Tumor regression mediated by p53 did not involve apoptosis or necrosis but cellular senescence and activation of the innate immune response. The authors observed a strong production of proinflammatory cytokines which triggers neutrophil, macrophage, and natural killer cell infiltration in the peritumor and tumor areas after p53 restoration. This observation was associated with a strong expression of cellular senescence markers in tumors shortly after p53 restoration. Senescent cells express inflammatory cytokines, chemoattractants, and adhesion molecules9, 10 in order to facilitate recruitment and tumor targeting of immune cells.

These data suggest that p53 expression coordinates the link between cellular senescence and the innate immune response in order to eliminate tumor cells by phagocytosis and cytotoxic mechanisms. This finding was further strengthened by the observation that depletion of macrophages, neutrophils, or natural killer cells by gadolinium or neutralizing antibodies delayed tumor clearance after p53 restoration. Additionally, in NOD/SCID (nonobese diabetic, severe combined immunodeficient) mice, no tumor regression upon p53 reactivation was observed although cellular senescence was induced. These results confirm the tight coordination between the senescence cell program and the innate immune system in eliminating ras-induced tumors.
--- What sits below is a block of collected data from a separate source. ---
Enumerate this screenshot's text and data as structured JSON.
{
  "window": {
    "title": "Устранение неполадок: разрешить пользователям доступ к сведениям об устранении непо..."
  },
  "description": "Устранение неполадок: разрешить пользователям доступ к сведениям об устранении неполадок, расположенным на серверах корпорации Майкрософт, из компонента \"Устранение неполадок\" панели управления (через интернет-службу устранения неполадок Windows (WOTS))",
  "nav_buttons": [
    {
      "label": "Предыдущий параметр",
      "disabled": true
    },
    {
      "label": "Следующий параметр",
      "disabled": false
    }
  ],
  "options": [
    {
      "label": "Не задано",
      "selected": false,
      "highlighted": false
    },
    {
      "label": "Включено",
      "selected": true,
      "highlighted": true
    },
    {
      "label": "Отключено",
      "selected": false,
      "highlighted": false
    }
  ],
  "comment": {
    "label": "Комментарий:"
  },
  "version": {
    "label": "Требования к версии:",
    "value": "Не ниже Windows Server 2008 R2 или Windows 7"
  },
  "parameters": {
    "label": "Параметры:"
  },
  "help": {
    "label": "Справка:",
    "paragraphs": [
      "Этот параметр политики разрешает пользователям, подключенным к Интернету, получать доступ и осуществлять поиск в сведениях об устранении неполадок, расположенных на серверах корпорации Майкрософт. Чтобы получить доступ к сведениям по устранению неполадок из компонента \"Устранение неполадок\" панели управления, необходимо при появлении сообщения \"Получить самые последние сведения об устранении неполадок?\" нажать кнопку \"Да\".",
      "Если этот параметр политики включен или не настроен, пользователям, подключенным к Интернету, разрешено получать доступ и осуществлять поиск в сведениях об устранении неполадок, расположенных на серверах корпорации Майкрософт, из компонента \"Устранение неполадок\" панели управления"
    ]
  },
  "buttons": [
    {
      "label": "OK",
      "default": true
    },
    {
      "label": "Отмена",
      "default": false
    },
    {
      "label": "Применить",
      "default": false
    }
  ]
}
Interestingly, only transient p53 restoration was sufficient to irreversibly activate the cellular senescence program.

In a second study published in the same issue of Nature, Ventura et al.11 also demonstrate that p53 restoration results in tumor regression. However, in their work, induction of programmed cell death (apoptosis) was essential to trigger tumor clearance. The different p53-dependent mechanisms observed in these 2 studies might be best explained by the different nature of the applied tumor models and potential tissue-specific differences. Xue et al.8 induced hepatocellular carcinomas via oncogenic ras, whereas Ventura et al.11 accelerated autochthonous lymphoma and sarcoma formation, characteristic for p53 null mice after radiation shortly after birth. In their study, tumor regression was tissue dependent. Restoration of p53 in lymphomas triggered apoptosis, whereas in sarcomas cell cycle arrest was induced.11

These 2 reports highlight the critical role of wt p53 in regulating both apoptosis and cellular senescence during tumor regression, suggesting p53 restoration in tumor cells as a potential therapeutic target. However, before directly addressing this approach in humans it has to be stressed that both experimental models are artificial. In many human tumors, p53 expression is not deleted and mutant p53 versions are expressed, especially in hepatocellular carcinomas. At present, it is unclear if wt p53 expression in these tumors would really lead to senescence and activation of the innate immune response in order to trigger tumor regression. Therefore, the data presented in both studies are very promising for development of new treatment options, because transient activation of a single gene can reverse tumor growth by different cellular mechanisms. However, future studies are essential to test if this concept can be applied to a broader spectrum of tumors also in humans.